Criticar a la juventud de individualista es tan viejo como la humanidad, pero hoy esa aseveración ha tomado matices nuevos. Se habla de una generación desilusionada, atrapada en las pantallas y que espera que todo se resuelva sin salir de su habitación. Sin embargo, vale la pena recordar quiénes son y qué les tocó vivir.
Cuando estalló la pandemia, muchos de ellos eran escolares y enfrentaron el confinamiento, las clases virtuales y el aislamiento social justo en los años en que el vínculo con sus pares debía formarlos. Desde entonces se instaló un diagnóstico severo sobre su generación, tildandolos de ser jóvenes más solitarios, con mayores problemas de salud mental y con una profunda desconfianza en las instituciones.
Crecieron escuchando que el mundo sería demasiado difícil para ellos, que la política se agotó, que ya nadie cree en nada. Así, el valor de estar cobra hoy un sentido casi subversivo. Los voluntarios insisten en el encuentro físico, en la conversación directa que no cabe en una red social. Son una generación hiperconectada que sale a buscar al territorio lo que ninguna aplicación puede entregar, la experiencia de descubrirse capaz de transformar una realidad concreta.
En los Trabajos de Invierno de TECHO ese encuentro no podría ser más concreto.

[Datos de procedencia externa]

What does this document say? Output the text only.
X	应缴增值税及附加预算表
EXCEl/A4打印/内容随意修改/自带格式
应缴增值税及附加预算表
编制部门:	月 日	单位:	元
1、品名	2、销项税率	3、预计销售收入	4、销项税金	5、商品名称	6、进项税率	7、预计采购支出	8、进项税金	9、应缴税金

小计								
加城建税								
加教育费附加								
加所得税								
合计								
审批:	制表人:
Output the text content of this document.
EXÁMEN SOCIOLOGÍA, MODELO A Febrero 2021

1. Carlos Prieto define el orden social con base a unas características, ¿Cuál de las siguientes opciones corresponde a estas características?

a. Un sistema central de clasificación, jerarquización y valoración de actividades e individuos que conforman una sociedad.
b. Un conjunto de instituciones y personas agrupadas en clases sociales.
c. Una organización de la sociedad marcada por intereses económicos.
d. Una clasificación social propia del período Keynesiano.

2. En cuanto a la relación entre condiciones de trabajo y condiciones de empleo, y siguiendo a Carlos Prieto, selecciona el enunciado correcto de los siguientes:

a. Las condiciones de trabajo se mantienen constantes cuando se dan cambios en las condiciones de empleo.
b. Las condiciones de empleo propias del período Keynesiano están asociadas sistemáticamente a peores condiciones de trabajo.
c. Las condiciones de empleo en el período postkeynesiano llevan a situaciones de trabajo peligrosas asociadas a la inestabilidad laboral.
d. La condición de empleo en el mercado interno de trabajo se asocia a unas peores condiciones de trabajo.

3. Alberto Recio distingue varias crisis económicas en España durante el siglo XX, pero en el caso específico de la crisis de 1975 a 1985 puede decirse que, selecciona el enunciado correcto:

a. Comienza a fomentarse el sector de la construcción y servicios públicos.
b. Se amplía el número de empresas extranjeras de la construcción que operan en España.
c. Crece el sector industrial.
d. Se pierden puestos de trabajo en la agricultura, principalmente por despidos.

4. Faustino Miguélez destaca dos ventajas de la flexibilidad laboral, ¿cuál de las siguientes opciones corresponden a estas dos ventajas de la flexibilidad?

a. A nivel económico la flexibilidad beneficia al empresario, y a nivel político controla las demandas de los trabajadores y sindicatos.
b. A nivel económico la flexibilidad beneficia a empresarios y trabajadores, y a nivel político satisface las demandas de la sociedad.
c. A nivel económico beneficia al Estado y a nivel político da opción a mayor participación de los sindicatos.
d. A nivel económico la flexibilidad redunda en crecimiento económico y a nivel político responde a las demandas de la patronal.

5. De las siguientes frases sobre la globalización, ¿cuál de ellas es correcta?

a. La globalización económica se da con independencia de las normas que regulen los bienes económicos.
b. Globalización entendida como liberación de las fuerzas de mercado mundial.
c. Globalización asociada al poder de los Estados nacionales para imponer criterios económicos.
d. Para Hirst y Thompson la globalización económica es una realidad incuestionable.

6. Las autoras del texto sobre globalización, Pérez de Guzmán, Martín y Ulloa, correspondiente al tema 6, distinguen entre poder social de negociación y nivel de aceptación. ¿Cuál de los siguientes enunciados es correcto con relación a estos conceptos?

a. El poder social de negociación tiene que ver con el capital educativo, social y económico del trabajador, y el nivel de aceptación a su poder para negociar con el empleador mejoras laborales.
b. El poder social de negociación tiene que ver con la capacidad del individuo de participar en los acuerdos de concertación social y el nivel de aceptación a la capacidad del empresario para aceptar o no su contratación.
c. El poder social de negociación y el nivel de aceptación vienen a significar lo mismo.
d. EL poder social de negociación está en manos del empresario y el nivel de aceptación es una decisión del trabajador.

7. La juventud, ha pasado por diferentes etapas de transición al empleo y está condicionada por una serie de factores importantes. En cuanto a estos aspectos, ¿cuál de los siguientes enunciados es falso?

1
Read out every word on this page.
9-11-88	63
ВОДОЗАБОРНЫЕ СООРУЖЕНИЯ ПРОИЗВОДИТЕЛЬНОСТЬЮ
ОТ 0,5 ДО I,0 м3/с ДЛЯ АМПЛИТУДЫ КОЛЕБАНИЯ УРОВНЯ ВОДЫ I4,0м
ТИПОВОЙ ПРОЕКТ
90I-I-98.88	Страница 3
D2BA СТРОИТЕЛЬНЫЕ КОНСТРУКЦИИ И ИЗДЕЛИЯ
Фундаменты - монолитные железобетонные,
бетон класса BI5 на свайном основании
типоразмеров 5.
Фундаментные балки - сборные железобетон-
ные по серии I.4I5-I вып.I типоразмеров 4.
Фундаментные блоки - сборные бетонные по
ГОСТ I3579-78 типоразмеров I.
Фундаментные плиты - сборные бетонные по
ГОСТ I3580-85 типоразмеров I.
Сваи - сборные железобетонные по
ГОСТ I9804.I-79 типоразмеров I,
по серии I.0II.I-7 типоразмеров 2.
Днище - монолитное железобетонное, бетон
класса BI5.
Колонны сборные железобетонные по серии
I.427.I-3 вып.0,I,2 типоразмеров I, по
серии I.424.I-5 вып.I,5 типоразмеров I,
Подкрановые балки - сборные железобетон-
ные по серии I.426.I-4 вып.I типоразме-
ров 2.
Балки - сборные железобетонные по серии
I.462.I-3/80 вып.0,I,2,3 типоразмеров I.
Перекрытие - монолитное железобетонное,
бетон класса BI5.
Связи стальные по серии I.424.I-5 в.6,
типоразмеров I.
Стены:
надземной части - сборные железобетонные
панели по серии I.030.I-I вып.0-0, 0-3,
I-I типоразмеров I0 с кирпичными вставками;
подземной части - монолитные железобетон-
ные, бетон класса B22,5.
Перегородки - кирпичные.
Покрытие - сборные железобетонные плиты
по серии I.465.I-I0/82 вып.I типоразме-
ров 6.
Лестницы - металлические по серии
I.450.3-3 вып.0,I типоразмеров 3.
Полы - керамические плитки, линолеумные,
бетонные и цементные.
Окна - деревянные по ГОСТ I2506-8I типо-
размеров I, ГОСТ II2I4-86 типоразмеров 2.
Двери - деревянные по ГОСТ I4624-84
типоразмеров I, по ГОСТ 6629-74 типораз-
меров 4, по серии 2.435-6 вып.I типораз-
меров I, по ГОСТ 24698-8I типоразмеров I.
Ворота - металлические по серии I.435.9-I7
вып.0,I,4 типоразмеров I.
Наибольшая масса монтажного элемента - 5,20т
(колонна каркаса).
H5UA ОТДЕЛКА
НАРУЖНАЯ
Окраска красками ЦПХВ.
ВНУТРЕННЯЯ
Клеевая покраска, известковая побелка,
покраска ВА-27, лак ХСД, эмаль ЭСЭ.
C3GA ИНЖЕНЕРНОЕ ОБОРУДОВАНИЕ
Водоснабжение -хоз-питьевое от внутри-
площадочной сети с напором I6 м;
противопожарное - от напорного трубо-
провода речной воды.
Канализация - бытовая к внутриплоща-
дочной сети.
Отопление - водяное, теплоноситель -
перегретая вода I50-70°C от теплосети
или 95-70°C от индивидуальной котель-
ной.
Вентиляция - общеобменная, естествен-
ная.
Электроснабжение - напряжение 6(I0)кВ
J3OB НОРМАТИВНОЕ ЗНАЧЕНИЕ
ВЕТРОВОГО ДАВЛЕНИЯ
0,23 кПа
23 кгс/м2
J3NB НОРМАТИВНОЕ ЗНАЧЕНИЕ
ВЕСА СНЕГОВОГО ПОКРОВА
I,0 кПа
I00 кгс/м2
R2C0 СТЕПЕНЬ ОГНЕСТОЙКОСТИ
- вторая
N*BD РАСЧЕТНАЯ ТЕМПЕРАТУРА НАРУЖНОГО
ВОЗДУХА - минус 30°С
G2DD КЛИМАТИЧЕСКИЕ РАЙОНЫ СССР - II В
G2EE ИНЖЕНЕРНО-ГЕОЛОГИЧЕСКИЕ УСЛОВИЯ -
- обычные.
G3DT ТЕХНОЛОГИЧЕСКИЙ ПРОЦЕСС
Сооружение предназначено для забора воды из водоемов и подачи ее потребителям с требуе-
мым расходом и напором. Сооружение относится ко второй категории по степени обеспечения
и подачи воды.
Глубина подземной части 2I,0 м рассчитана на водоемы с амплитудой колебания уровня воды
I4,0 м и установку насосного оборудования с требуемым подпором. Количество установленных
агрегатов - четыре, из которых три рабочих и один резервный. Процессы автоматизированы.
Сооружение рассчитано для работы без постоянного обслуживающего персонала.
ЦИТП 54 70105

Durante una semana, jóvenes de distintas regiones conviven y trabajan codo a codo con las familias de O’Higgins, El Maule y Antofagasta para levantar viviendas de emergencia. No van a hacer caridad, van a compartir la mesa y el esfuerzo físico con quienes el desarrollo urbano dejó atrás.
Y ese encuentro incómoda. Ahí reside su valor cívico. Descubrir en terreno que la emergencia habitacional no es un titular, sino un techo que se llueve, un camino que el barro corta y una familia que mide en horas la distancia al consultorio más cercano. La semana termina, pero quien vuelve de ahí ya no acepta que el problema se explique solo por falta de recursos.
Para ellos, además, participar es una forma de construir propósito. En ese escenario, actuar junto a otros no hace desaparecer los problemas, pero recuerda que no se enfrentan solos.
Por eso la pregunta no es solo cómo apoyamos a los jóvenes, sino qué espacios les estamos ofreciendo para participar y ser protagonistas. Invertir en voluntariado es invertir en cohesión social, y preguntarse qué tipo de ciudadanía queremos construir. Es transformar la indignación en trabajo conjunto, junto a las familias que hoy exigen soluciones dignas.